The only dollar potency that is expected during Q1 2016 was to come against the commodity currencies given excess supply in oil, metals and bulk commodities; and versus emerging markets currencies where imbalances were greater (subtrend growth, current account deficits, commodity exposure high).

Thus the G3 currencies (EUR, JPY) would diverge from EM and commodity FX, and meaningless but widely followed index like DXY (lower in 2016) would diverge from a proper trade-weighted one like USD nominal effective index (slightly higher in 2016).

These divergences have occurred several times in the past when either idiosyncratic issues were so distinct across regions:

Asian Crisis/Russian default in 1998;

China’s slowdown plus commodity oversupply in 2015; or

When systemic shocks favoured funding currencies over high-yielders (Lehman in 2008-09, Taper Tantrum in 2013)

The above chart evidences these episodes in dollar pricing.

The bigger challenge for now is whether the dollar has already seen its cycle highs on an index basis (a proper trade weighted one, rather than the meaningless DXY)or by pair, either because the FOMC may never hike again, or because the Fed may hike too slowly to lift real interest rates; or because other drivers of this bull market (the EM slowdown, commodity oversupply) might reverse around the time the Fed hikes.

 Our view in late 2015 when we issued the year-ahead outlooks was that the dollar had already topped versus the yen because every yen-negative force of the Abenomics era was ending:

Japan regained its current account surplus, GPIF’s portfolio reallocation was near-complete and BoJ easing had hit diminishing returns.

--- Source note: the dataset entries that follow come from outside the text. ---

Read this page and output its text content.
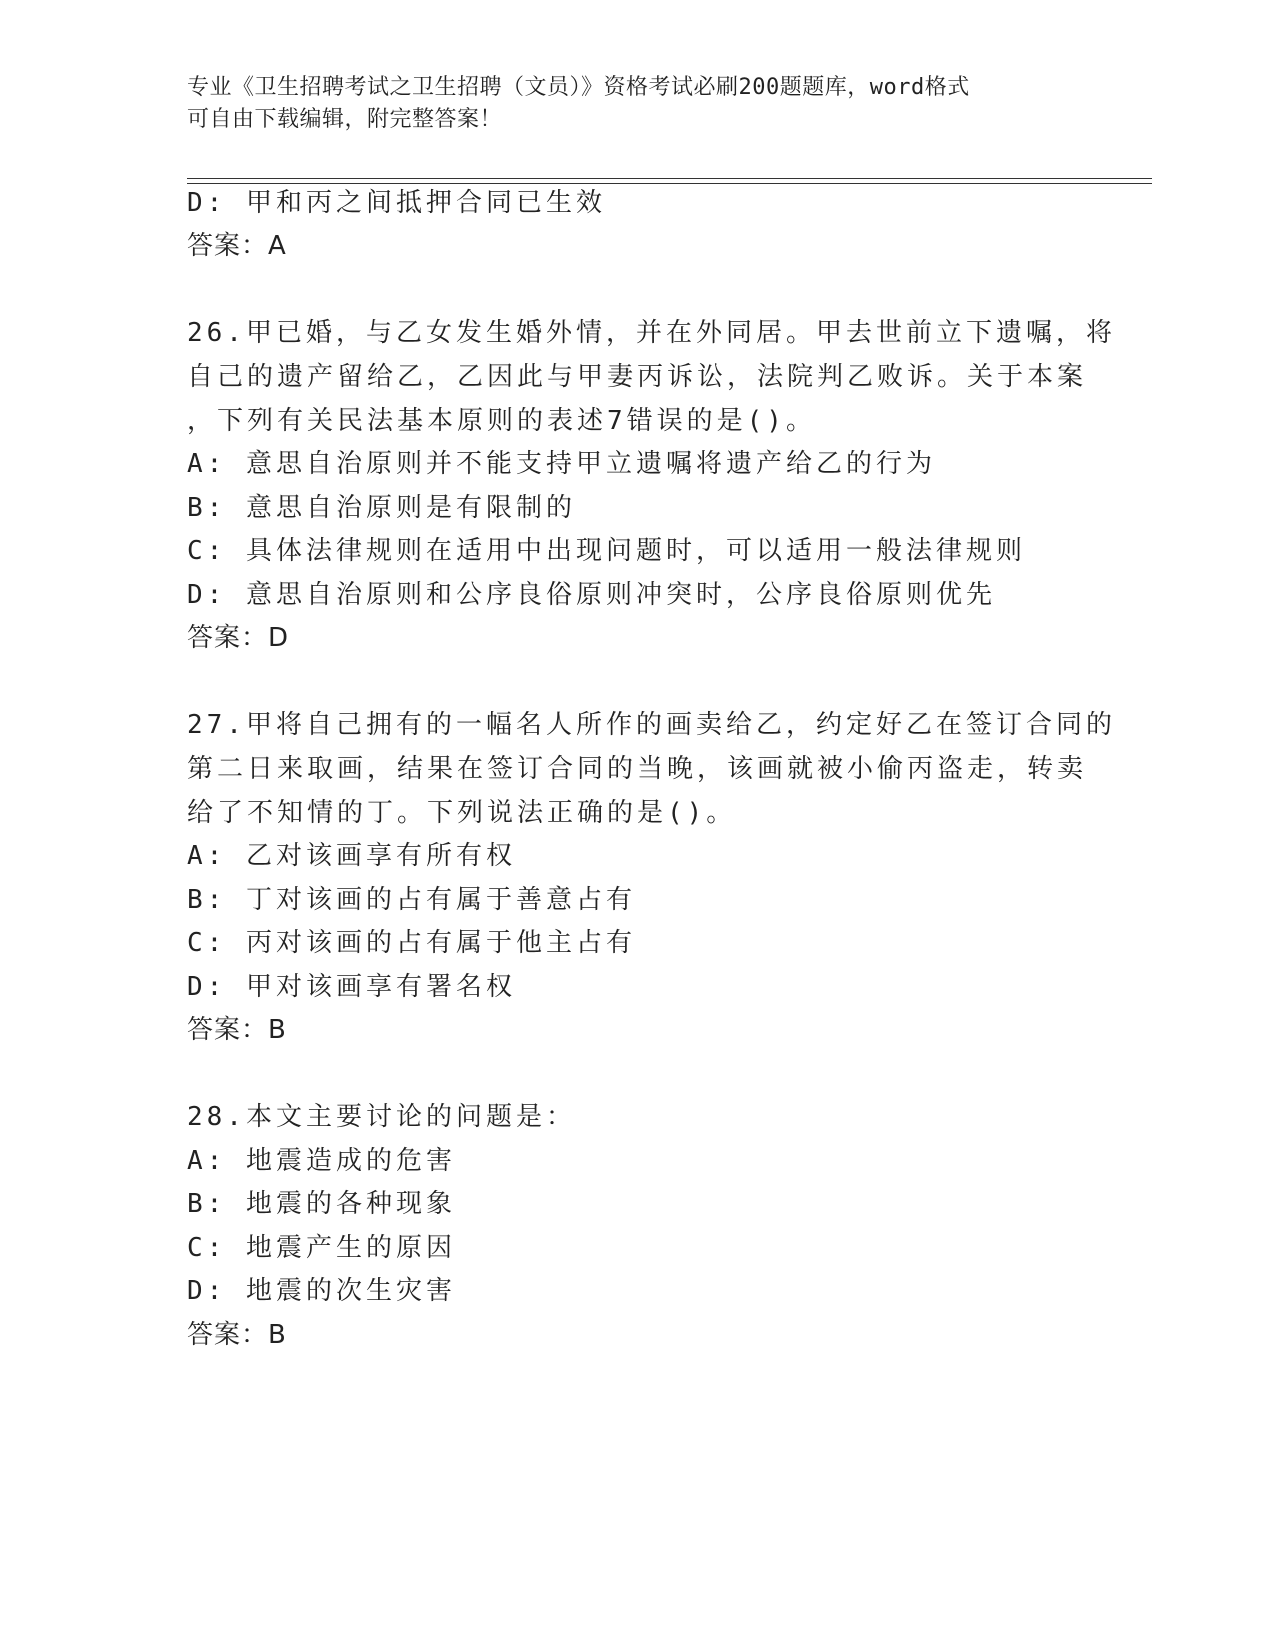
专业《卫生招聘考试之卫生招聘（文员）》资格考试必刷200题题库，word格式
可自由下载编辑，附完整答案！
D: 甲和丙之间抵押合同已生效
答案：A
26.甲已婚，与乙女发生婚外情，并在外同居。甲去世前立下遗嘱，将
自己的遗产留给乙，乙因此与甲妻丙诉讼，法院判乙败诉。关于本案
，下列有关民法基本原则的表述7错误的是()。
A: 意思自治原则并不能支持甲立遗嘱将遗产给乙的行为
B: 意思自治原则是有限制的
C: 具体法律规则在适用中出现问题时，可以适用一般法律规则
D: 意思自治原则和公序良俗原则冲突时，公序良俗原则优先
答案：D
27.甲将自己拥有的一幅名人所作的画卖给乙，约定好乙在签订合同的
第二日来取画，结果在签订合同的当晚，该画就被小偷丙盗走，转卖
给了不知情的丁。下列说法正确的是()。
A: 乙对该画享有所有权
B: 丁对该画的占有属于善意占有
C: 丙对该画的占有属于他主占有
D: 甲对该画享有署名权
答案：B
28.本文主要讨论的问题是：
A: 地震造成的危害
B: 地震的各种现象
C: 地震产生的原因
D: 地震的次生灾害
答案：B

Hence the original end-2016 target of 110, which we revise today to 103.

The view on the euro was that it would respect the same range in 2016 as in 2015 (roughly 1.05 to 1.15) because so much Fed/ECB divergence was already discounted.

We estimate the currency projection to end 2016 closer to the high end of the range (1.15 target) given,

 Europe's record current account surplus,

the diminishing returns to ECB QE,

the possibility of another Bund VaR shock, and

the risk of a limited Fed tightening cycle.

Hence, the projection is being untouched following recent Fed's decision as the year-end target always assumed a hesitant Fed.